Nvidia open sources Aerial software for Artificial Intelligence-native 5G and 6G

Nvidia will release its Aerial software as open source, expanding access to tools for building Artificial Intelligence-native 5G and 6G networks. The Apache 2.0 code, available starting in December and backed by DGX Spark hardware, aims to speed research, prototyping and deployment.

Nvidia is making a significant open-source push for telecom, announcing that its Aerial software will be released under Apache 2.0 licensing starting in December. The move brings the suite to a range of Nvidia platforms, including the DGX Spark system, and is positioned to let Artificial Intelligence-RAN and wireless researchers go from rapid prototyping to product development in hours rather than months. Nvidia frames this as a shift toward open collaboration in building Artificial Intelligence-native 5G and 6G networks, contrasting it with past reliance on licensed software and proprietary hardware. The company points to its previously open-sourced Sionna toolkit, which has surpassed 200,000 downloads and 500 citations, as evidence of momentum.

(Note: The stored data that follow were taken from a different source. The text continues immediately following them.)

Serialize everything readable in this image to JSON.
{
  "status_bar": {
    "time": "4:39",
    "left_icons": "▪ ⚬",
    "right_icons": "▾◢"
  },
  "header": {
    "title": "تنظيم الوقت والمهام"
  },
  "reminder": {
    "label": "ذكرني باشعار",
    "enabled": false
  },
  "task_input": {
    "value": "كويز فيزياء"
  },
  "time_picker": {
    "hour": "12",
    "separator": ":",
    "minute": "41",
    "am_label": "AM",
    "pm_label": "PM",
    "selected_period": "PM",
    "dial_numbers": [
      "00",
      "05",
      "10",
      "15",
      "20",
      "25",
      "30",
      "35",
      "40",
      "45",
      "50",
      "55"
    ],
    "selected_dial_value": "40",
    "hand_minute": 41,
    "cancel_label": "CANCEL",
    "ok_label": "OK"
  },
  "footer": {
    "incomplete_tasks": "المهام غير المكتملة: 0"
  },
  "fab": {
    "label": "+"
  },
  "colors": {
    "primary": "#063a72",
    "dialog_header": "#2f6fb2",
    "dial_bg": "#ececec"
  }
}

The open-source release spans Aerial CUDA-Accelerated RAN, Aerial Omniverse Digital Twin and the new Aerial Framework, with the digital twin slated for March 2026. Capabilities include a framework that converts Python into high-performance CUDA code for Aerial RAN platforms; neural models such as advanced channel estimation to improve wireless performance; a dApp framework that exposes secure, real-time physical layer data so third-party algorithms can adapt RAN behavior; and customizable pipelines that let developers swap modules to build full-stack RAN software. Nvidia says these components have already enabled the first made-in-America Artificial Intelligence-native wireless stack, demonstrating early 6G use cases like spectrum agility and integrated sensing and communications. The company adds that opening Aerial will invite developers beyond telecom to create applications for mobile networks, including agentic and physical Artificial Intelligence workloads that require mission-critical performance, and will support broader U.S. leadership in open source.

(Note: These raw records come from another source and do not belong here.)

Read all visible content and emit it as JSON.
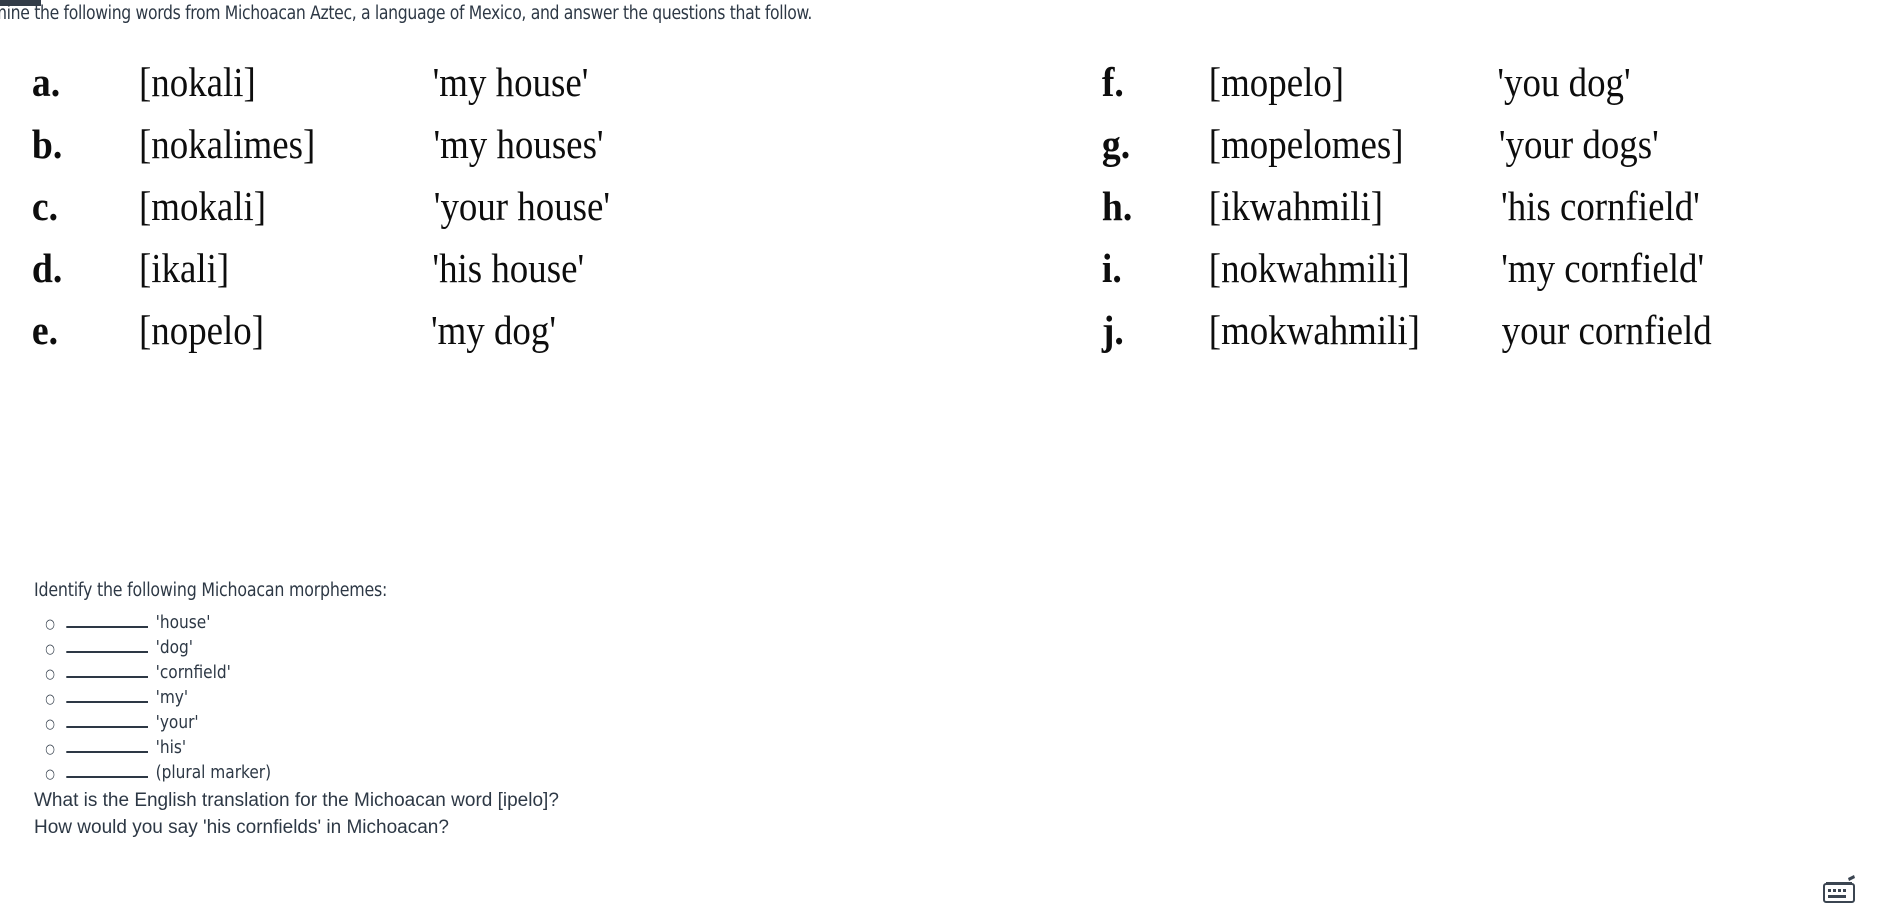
{
  "page": {
    "intro": "Examine the following words from Michoacan Aztec, a language of Mexico, and answer the questions that follow."
  },
  "word_list": {
    "left_column": [
      {
        "letter": "a.",
        "form": "[nokali]",
        "gloss": "'my house'"
      },
      {
        "letter": "b.",
        "form": "[nokalimes]",
        "gloss": "'my houses'"
      },
      {
        "letter": "c.",
        "form": "[mokali]",
        "gloss": "'your house'"
      },
      {
        "letter": "d.",
        "form": "[ikali]",
        "gloss": "'his house'"
      },
      {
        "letter": "e.",
        "form": "[nopelo]",
        "gloss": "'my dog'"
      }
    ],
    "right_column": [
      {
        "letter": "f.",
        "form": "[mopelo]",
        "gloss": "'you dog'"
      },
      {
        "letter": "g.",
        "form": "[mopelomes]",
        "gloss": "'your dogs'"
      },
      {
        "letter": "h.",
        "form": "[ikwahmili]",
        "gloss": "'his cornfield'"
      },
      {
        "letter": "i.",
        "form": "[nokwahmili]",
        "gloss": "'my cornfield'"
      },
      {
        "letter": "j.",
        "form": "[mokwahmili]",
        "gloss": "your cornfield"
      }
    ]
  },
  "questions": {
    "heading": "Identify the following Michoacan morphemes:",
    "bullet_glyph": "○",
    "blank": "________",
    "morphemes": [
      "'house'",
      "'dog'",
      "'cornfield'",
      "'my'",
      "'your'",
      "'his'",
      "(plural marker)"
    ],
    "final": [
      "What is the English translation for the Michoacan word [ipelo]?",
      "How would you say 'his cornfields' in Michoacan?"
    ]
  },
  "colors": {
    "text": "#2d3845",
    "serif_text": "#0d0d0d",
    "marker_bar": "#323c48",
    "background": "#ffffff"
  }
}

Nvidia is pairing the code release with hardware and tools to accelerate hands-on work. DGX Spark, described as the world’s smallest Artificial Intelligence supercomputer, is now available for Artificial Intelligence-native 5G and 6G research and can run Aerial or Sionna software, whether purchased from manufacturers or accessed via Nvidia DGX Cloud. The Sionna Research Kit now supports DGX Spark alongside Jetson AGX Orin, providing a portable, lab-in-a-box setup that includes user equipment, antennas, radio systems and core networks, enabling researchers to validate algorithm performance over the air and stand up a live 5G network in an afternoon. The Aerial Testbed adds over-the-air testing for CUDA-accelerated, full-stack networks on DGX Spark and GH200 Grace Hopper, with tight integration between network digital twins and live deployments. Dell Technologies is also introducing Dell Pro Max with GB10, a DGX Spark-based system aimed at intensive 5G and 6G workloads for testing, simulation and validation.

Nvidia says thousands of innovators already tap its Artificial Intelligence Aerial portfolio, including Northeastern University, Virginia Tech, Arizona State University and DeepSig, as well as researchers at WINSLab and LIDS at MIT working on Artificial Intelligence-driven advances for 6G and standards. The AI-RAN Alliance, comprising more than 100 telecom pioneers, is using the ecosystem across work groups, labs, benchmarking and demos. According to the alliance’s chair, opening Aerial and leveraging DGX Spark enables modular, software-defined wireless systems from lab to live environments, boosting spectrum efficiency, enhancing network performance and powering new Artificial Intelligence applications. Nvidia positions this as a pivotal milestone for an inclusive, software-defined and Artificial Intelligence-powered future, with collaboration moving at the speed of Artificial Intelligence and influencing national competitiveness and global standards.